Link: Telematics will see an expansion of the value chain as more and more companies leverage the benefits of a connected vehicle. Adding the vehicle as another connected device provides important location information that can trigger a sequence of events; for example, as you return home from the office, alarms, thermostats, lights and various media can be controlled, seamlessly timed with your expected arrival. 
AI: What is Verizon’s role in the development of future telematics technologies? 
Link: Verizon is proactive in promoting innovation both internally and externally. Our two innovation centers inspire, enable, and showcase new innovations that tap into the power of Verizon’s technology, including connected car solutions. Our advanced strategy group is active in the development and promotion of telematics technologies, including the creation of thought leadership around data analytics. 
AI: How do you see the future of new telematics apps – will remote uploading of apps be the norm? 

Link: Like most mobile devices today, consumers have grown to expect remote uploading and updating of applications.
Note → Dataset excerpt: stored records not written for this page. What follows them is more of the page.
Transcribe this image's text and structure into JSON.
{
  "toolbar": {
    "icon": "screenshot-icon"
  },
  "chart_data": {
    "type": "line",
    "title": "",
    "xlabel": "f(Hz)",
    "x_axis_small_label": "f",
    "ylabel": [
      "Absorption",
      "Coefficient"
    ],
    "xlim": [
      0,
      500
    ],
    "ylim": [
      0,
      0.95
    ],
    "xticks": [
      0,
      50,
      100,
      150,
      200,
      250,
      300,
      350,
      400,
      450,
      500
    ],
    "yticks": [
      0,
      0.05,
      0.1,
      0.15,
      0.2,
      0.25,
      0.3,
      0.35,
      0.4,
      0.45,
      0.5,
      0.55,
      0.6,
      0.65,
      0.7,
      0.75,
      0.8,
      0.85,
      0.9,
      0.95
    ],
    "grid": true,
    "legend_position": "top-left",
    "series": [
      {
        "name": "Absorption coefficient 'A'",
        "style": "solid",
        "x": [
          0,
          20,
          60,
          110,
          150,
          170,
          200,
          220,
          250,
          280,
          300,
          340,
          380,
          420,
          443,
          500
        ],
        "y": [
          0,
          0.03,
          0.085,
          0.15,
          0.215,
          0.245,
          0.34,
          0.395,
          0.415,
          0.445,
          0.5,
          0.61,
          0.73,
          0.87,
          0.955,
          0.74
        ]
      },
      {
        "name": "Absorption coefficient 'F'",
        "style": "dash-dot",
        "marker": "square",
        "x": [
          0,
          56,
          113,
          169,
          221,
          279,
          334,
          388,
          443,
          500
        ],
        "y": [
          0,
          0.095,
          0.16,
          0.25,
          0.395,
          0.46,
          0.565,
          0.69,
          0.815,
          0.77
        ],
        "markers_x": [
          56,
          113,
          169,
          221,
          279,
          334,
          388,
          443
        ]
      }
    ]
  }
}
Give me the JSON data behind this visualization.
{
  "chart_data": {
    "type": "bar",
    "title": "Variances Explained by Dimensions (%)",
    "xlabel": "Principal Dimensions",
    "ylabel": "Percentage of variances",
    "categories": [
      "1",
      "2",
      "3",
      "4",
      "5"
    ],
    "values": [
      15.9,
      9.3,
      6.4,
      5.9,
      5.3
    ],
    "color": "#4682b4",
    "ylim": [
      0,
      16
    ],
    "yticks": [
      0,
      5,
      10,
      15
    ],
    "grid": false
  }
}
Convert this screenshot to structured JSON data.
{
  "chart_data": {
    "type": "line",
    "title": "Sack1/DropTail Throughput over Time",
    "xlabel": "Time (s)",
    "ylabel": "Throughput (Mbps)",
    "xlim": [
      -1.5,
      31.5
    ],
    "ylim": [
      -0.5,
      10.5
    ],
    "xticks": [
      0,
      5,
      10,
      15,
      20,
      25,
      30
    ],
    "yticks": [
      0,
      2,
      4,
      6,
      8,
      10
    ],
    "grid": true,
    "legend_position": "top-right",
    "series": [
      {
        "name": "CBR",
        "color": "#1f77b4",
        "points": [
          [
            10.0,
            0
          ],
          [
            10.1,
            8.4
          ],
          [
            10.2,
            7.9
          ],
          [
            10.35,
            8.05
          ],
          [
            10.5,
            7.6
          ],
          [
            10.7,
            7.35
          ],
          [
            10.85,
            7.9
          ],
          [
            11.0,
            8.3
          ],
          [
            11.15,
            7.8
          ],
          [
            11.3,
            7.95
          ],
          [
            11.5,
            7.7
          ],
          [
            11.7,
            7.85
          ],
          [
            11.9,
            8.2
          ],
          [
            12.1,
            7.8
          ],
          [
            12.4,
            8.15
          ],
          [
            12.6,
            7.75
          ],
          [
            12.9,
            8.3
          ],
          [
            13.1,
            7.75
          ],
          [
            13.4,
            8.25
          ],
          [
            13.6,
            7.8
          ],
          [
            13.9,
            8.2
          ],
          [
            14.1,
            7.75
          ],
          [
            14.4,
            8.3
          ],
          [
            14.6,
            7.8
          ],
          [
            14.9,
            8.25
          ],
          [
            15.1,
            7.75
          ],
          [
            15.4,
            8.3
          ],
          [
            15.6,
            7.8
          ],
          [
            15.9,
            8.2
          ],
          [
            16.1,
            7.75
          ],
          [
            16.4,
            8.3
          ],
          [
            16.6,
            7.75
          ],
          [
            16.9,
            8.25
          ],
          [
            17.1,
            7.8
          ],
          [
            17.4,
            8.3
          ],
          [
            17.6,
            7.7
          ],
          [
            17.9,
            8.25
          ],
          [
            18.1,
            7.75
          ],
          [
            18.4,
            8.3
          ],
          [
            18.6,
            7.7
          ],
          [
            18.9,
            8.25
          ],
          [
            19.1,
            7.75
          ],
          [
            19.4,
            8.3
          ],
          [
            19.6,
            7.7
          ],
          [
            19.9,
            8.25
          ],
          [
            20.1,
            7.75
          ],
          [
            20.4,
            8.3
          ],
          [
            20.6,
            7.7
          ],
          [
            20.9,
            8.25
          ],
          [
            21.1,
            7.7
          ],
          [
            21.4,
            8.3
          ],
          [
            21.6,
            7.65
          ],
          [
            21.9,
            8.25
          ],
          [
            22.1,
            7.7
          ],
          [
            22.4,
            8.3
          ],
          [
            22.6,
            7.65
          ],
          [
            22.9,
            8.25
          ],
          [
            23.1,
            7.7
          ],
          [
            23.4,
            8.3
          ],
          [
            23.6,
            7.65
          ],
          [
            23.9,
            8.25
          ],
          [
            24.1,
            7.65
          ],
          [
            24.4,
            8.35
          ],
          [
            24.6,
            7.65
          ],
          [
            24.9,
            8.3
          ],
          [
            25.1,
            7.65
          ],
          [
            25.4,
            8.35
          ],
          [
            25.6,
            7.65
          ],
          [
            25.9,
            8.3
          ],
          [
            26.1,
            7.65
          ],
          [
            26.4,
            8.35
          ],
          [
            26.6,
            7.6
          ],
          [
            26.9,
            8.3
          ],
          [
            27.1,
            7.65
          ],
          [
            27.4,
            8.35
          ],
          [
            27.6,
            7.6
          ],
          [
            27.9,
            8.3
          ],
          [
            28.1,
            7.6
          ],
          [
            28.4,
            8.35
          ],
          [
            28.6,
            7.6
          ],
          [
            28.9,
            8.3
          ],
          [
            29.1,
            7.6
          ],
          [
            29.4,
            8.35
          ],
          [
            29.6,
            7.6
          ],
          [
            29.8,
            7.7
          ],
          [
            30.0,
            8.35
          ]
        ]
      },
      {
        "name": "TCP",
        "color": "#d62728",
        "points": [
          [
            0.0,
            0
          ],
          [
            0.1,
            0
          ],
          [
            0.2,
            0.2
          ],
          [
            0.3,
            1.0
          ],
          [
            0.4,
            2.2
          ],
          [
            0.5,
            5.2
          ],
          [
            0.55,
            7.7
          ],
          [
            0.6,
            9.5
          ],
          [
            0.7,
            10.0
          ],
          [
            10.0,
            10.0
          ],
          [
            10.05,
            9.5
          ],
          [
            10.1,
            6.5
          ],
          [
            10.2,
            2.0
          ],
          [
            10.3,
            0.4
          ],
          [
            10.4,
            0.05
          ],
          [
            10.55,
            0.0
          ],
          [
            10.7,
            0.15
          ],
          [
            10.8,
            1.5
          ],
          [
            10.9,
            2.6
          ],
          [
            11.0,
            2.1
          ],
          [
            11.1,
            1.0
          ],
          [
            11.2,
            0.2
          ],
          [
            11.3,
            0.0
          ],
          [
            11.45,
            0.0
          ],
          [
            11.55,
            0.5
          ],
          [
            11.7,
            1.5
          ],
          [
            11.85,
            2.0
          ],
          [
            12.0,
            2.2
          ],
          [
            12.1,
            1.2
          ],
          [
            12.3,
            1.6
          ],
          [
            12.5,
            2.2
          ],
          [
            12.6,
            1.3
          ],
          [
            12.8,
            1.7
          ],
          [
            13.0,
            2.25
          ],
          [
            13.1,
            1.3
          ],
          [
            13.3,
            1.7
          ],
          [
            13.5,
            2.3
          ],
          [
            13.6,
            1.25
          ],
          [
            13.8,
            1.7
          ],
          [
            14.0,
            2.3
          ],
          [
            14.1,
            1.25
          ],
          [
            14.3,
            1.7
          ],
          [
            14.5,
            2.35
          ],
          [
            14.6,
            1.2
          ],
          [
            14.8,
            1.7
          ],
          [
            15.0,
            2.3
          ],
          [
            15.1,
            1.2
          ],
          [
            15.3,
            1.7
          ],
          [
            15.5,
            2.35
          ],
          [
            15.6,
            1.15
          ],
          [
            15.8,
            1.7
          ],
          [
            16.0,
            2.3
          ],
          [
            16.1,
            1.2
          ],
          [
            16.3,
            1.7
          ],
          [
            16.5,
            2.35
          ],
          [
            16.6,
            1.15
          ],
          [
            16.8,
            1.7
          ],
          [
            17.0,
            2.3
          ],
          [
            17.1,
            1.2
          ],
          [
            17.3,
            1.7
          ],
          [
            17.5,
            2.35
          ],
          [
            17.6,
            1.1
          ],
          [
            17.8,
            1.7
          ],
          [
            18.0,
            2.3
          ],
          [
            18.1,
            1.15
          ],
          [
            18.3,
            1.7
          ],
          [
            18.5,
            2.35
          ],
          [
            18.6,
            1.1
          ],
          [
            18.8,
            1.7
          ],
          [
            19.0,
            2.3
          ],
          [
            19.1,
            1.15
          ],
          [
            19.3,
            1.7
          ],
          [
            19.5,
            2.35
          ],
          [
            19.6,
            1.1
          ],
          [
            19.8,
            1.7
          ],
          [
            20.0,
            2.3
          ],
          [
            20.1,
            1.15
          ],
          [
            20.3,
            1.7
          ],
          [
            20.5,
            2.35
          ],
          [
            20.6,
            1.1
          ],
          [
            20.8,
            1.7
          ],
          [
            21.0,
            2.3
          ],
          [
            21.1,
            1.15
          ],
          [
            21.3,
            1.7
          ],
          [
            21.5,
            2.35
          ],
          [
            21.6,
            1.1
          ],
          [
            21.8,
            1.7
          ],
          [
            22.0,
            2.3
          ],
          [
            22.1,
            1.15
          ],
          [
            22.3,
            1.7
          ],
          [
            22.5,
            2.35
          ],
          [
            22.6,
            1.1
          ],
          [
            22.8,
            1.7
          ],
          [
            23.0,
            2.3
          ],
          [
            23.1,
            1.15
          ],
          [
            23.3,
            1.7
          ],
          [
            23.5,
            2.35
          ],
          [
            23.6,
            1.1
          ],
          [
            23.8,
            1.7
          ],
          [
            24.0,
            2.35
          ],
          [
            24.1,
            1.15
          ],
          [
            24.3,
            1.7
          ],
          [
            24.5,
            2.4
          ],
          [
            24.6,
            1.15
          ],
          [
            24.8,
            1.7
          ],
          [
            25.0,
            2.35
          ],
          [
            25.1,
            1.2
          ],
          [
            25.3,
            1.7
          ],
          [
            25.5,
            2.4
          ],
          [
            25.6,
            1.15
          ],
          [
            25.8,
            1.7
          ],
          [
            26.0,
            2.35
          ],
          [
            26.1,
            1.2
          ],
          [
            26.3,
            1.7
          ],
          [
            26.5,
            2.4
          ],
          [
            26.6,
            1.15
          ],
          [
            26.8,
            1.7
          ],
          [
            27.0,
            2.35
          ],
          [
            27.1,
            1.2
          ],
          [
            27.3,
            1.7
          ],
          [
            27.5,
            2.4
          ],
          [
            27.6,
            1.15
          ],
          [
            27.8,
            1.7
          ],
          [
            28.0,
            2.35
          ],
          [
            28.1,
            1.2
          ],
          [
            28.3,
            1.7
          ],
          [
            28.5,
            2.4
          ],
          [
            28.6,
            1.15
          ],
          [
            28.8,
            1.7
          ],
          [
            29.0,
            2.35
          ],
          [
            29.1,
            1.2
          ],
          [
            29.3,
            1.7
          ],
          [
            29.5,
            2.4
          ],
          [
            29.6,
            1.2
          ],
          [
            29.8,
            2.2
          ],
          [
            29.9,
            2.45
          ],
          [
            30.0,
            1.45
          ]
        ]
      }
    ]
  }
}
Remote update technology has proven both safe and reliable and it’s expected with most mobile devices today. Verizon Telematics was a pioneer in implementing this technology in the vehicle and introduced the capability in 2012. We believe it will become common in most cars in the future. Gen Y buyers in particular will come to expect remote updates in their vehicle as opposed to being inconvenienced with a drive to the dealership. 
AI: How has the past year been for Verizon post the Hughes Telematics acquisition? 

Link: A key driver behind the acquisition of Hughes Telematics was the opportunity to increase Verizon’s assets across the telematics value chain. With the combined entities, we can now deliver a broader set of solutions, assets, and expertise, offering us the opportunity to take an idea to implementation much faster.
AI: What are some of the areas where Verizon sees itself as a premier source in the field of automotive-related telematics? 

Link: We have the unique advantage of having a significant number of experienced professionals from network management, telematics platform, security and the cloud all under one roof. Having these professionals together to solve real-world challenges gives OEMs a comprehensive telematics source. 
AI: How do you see direct vehicle to vehicle communication evolving? 

Link: Vehicle to vehicle technology offers significant safety features to drivers with a clear objective of making the roads safer. Recent research in Ann Arbor, MI and other programs around the world have demonstrated that V2V works. Core to V2V is the data communications between vehicles and infrastructure for the purpose of crash-avoidance. The industry should maintain clear focus on this objective and not get distracted with the other potential applications that could emerge from such communications. Recent progress from this research and government announcements by the DOT and NTSA have shown tremendous progress, suggesting that the future for V2V is very near.
AI: Tell us about your vision of the future of the connected car. 

Link: Today’s connected car offers the driver great opportunities to stay connected while remaining safe through the advanced safety features offered with telematics. The future of the connected car will extend beyond the benefits to the driver and include advantages for broader society. The future connected car will proactively assist with traffic management, emissions management, city planning and other initiatives beyond the vehicle. We will see more benefits of the connected car including V2V and connectivity to the Internet of Things, while leveraging the wisdom that will emerge from the data that is created through such connectivity.